Z perspektywy zasad ekonomii sprawa jest prosta. Najprościej mówiąc stopa procentowa wyznacza cenę danej waluty i jest jednym z najważniejszych, charakteryzujących ją parametrów. Stopy procentowe są podstawowym instrumentem polityki monetarnej każdego banku centralnego. Wskaźniki rynku pieniężnego są wyznaczane na podstawie transakcji rynkowych dla danej waluty i na danym rynku. Dla przykładu: WIBOR mówi o cenie złotówki na rynku warszawskim, LIBOR GBP mówi o cenie funta brytyjskiego na rynku londyńskim, a LIBOR CHF – o cenie franka szwajcarskiego na tym samym rynku. To zaś oznacza, że wskaźnik nie istnieje niezależnie od waluty. Wskaźnik referencyjny jest jej pochodną, a nie zmienną niezależną. Potwierdza to Rozporządzeniem Parlamentu i Rady w sprawie indeksów stosowanych jako wskaźniki referencyjne w instrumentach finansowych i umowach finansowych (tak zwane Rozporządzenie BMR). Art. 27 ust. 1 pkt a stanowi, że administrator wskaźnika zobowiązany jest do opublikowania oświadczenia dotyczącego wskaźnika referencyjnego, w którym wyraźnie i jednoznacznie definiuje rynek lub realia gospodarcze, których pomiar jest celem wskaźnika referencyjnego, oraz okoliczności, w jakich pomiar ten może stać się niewiarygodny. Taki też wymóg znajduje się w dokumencie wydanym przez Europejski Urząd Nadzoru Giełd i Papierów Wartościowych (ESMA), który zezwala londyńskiemu ICE Benchmark Administration na administrowanie wskaźnikiem LIBOR. A zatem, zgodnie z Rozporządzeniem BMR, wskaźnik powiązany jest z walutą i rynkiem, na którym się nią obraca. Jest zatem powiązany z walutą, dla której się go wyznacza. W przypadku wskaźnika LIBOR są to: funt brytyjski, euro, dolar amerykański, frank szwajcarski i japoński jen.
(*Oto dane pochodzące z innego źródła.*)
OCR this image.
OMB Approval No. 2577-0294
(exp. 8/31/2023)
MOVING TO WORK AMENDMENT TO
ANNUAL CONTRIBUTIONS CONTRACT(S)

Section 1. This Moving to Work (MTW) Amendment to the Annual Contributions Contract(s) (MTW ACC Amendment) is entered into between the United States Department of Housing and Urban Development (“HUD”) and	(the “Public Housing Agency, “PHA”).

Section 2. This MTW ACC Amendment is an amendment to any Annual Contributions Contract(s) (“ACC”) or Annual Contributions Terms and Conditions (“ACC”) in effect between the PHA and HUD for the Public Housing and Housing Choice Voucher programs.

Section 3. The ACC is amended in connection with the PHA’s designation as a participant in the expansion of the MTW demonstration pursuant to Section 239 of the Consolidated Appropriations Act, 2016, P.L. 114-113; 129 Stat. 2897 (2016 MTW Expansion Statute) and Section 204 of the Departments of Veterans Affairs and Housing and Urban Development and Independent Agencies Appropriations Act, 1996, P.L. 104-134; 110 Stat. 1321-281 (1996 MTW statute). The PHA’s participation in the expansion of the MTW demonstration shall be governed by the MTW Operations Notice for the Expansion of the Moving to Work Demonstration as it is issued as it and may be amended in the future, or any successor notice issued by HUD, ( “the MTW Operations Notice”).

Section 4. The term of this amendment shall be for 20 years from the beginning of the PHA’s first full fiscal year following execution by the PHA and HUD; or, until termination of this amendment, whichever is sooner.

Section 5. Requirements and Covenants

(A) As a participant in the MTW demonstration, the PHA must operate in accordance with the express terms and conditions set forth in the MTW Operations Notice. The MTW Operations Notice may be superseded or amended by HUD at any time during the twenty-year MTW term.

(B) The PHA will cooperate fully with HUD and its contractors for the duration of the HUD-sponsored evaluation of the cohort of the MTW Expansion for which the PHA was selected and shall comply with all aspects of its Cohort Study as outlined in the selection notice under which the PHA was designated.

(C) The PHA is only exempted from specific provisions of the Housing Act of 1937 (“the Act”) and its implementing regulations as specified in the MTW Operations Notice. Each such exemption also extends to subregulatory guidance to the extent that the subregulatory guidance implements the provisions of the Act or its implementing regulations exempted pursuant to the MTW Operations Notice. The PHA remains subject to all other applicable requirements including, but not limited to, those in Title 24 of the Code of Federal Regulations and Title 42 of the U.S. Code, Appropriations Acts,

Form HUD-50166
Co by się zatem stało, gdyby wyrok sądu w konkretnej sprawie przekształcał kredyt w ekspozycję w złotych oprocentowaną na podstawie LIBOR? Pozostając w zgodzie z Rozporządzeniem BMR, umowa kredytu byłaby nadal wykonalna, gdyby ICE Benchmark Administration, administrator LIBOR, wyznaczał LIBOR dla złotówki. Ale, jak wiadomo, LIBOR PLN po prostu nie istnieje. Dlatego nie da się jednocześnie postąpić zgodnie z opinią Rzecznika Generalnego oraz obowiązującym w każdym kraju członkowskim (a więc i w Polsce) Rozporządzeniem BMR.

Mam więc nadzieję, że sędziowie TSUE zrewidują swoje stanowisko. Załóżmy jednak, że TSUE podtrzyma w swoim orzeczeniu opinię Rzecznika Generalnego. Mielibyśmy wtedy do czynienia z precedensową, anomalną sytuacją. Przede wszystkim orzeczenie TSUE oznaczałoby, że wbrew zasadom ekonomii wskaźnik referencyjny nie jest już związany z konkretną walutą. Skutki mogłyby być opłakane.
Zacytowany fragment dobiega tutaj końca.